By far the largest group had gathered to discuss activism related to coops, a topic that clearly resonated with many people in the room and has been presented in the movement from its early days. The discussion centered on how safe community spaces could be created, the importance of networking with other housing coops and activist groups and of providing physical spaces and social networks for that to happen, and how to raise awareness about student housing coops among policy makers and the larger housing movement. At the end of the day, everybody walked together to SEASALT for a tour of the coop, a shared meal, more conversations and then music and dancing.

Co-creating a national campaign

On Sunday morning, we continued our discussion with the aim of developing the beginnings of a campaign to create a student housing coop in every university town in the UK. There were some great ideas for how to raise more awareness of housing co-ops amongst students, such as using university Open Days to get prospective students really early, before they might even sign up to university housing. Because coops are often new to students, joining one can feel intimidating, and food or bike coops on campus can help with familiarizing students with how they operate. Students from Nottingham talked about their newly-established dining coop as a welcoming point of entry, and of student houses where students are already living together as if in a coop as potential training spaces for coop residents. Becoming a student society often provides access to resources and the broader student community, but can bring with it organizational requirements that might run counter to coop ideals of horizontal governance, for example. Still, student societies or campaign groups with similar interests can be great places to spread coop ideas.
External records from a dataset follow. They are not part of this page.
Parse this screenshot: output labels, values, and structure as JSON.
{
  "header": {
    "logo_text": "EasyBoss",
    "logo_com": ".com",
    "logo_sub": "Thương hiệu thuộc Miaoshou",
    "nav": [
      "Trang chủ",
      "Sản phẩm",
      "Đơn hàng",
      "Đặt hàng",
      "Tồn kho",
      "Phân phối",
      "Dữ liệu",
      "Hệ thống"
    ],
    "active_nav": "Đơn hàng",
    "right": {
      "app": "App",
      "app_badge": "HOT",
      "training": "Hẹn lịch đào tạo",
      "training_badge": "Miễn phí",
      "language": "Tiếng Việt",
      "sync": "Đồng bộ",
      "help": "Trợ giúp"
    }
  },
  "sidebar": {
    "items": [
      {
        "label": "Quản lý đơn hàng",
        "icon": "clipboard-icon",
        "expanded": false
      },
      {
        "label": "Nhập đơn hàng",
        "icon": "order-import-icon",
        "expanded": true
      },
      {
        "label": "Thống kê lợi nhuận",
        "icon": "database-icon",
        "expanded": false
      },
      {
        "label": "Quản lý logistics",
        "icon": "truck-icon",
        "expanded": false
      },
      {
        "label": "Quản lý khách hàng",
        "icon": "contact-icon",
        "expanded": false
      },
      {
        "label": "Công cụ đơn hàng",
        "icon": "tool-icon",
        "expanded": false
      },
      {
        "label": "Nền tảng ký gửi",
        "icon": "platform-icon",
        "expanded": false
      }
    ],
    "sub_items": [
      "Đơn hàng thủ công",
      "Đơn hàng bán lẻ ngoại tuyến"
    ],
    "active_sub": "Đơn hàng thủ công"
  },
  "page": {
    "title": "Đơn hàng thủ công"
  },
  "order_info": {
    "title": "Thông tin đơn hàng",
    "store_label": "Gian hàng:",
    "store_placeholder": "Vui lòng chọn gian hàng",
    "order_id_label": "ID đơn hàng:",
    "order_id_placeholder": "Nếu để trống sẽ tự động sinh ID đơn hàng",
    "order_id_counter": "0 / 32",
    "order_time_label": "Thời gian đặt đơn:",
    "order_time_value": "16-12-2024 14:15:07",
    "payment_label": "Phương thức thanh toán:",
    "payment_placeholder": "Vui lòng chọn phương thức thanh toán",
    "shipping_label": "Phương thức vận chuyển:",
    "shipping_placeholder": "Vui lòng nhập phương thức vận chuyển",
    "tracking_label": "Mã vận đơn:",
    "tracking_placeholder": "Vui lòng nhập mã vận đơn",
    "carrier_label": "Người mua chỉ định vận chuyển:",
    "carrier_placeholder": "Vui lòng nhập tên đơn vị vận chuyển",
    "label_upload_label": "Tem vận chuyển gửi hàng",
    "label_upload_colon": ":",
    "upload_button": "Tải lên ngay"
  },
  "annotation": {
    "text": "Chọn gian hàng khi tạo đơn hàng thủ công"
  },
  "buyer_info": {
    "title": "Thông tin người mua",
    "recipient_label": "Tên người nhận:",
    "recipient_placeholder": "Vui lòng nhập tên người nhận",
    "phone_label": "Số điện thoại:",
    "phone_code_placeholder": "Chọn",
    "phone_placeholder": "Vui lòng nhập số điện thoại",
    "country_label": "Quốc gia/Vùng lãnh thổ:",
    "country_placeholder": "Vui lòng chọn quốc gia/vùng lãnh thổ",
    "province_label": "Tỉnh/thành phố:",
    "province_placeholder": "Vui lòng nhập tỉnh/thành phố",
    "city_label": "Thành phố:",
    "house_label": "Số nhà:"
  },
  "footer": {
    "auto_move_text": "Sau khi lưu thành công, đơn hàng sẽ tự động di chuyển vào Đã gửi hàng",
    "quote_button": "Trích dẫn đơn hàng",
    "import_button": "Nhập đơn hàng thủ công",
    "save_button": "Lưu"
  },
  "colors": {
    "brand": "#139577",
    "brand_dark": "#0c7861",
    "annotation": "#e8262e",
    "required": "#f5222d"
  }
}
As many participants knew from first-hand experience, finding a building or site for a coop can often be the greatest challenge, and here students explored how conventional searches for houses can be creatively expanded. Different models of establishing coops do exist and working closer with non-student housing coops was one specific recommendations, also to create housing opportunities for students when they graduate. Other ideas included working with surveyors, planners, architects on a pro-bono basis or doing more work with students in architecture and design departments. The importance of identifying friendly councillors was also stated, be it for identifying suitable council properties, accessing funding or fast-tracking planning applications. The potential implications of rising mortgage rates and falling house prices for business models that still have affordability at their center were also discussed.
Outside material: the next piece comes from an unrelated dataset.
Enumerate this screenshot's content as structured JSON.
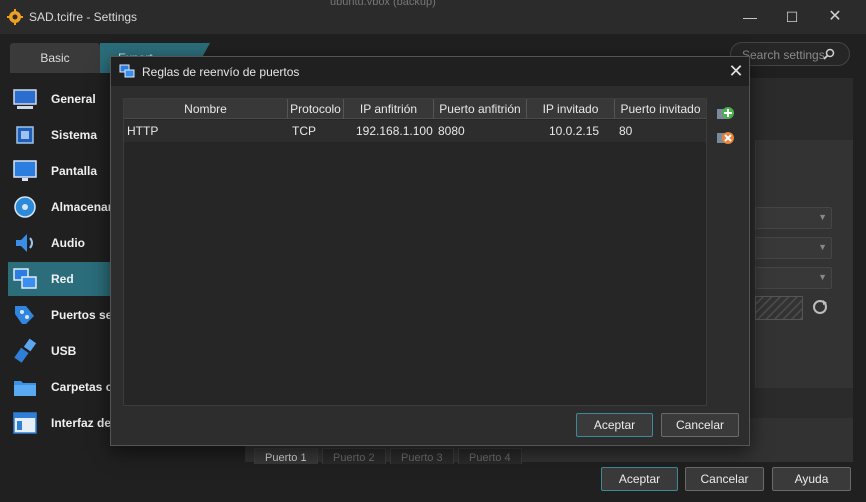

Another discussion area was the importance of media, campaigning and other outreach work to build support for coops from different groups, be they university managers, student unions, housing associations, Land Trusts or secondary coops such as Radical Routes. What are the best channels and means for communication? How can promoting coops link up with larger struggles around housing justice and social equality? And how can echo chambers be avoided in order to build a broader movement? This linked directly to questions of equality, diversity and accessibility, where the discussion focused on how to ensure that marginalized groups take the lead, that coops are queer-friendly spaces and could also link up with the struggles of international students for example, who face every increasing challenges of studying in the UK, including in accessing housing.

At the end of the event, we gathered feedback from all participants, that showed us that participants had found the event greatly useful and enjoyable and also left with concreate ideas for future actions. So thank you to everybody who came and we are looking forward to seeing you at future events!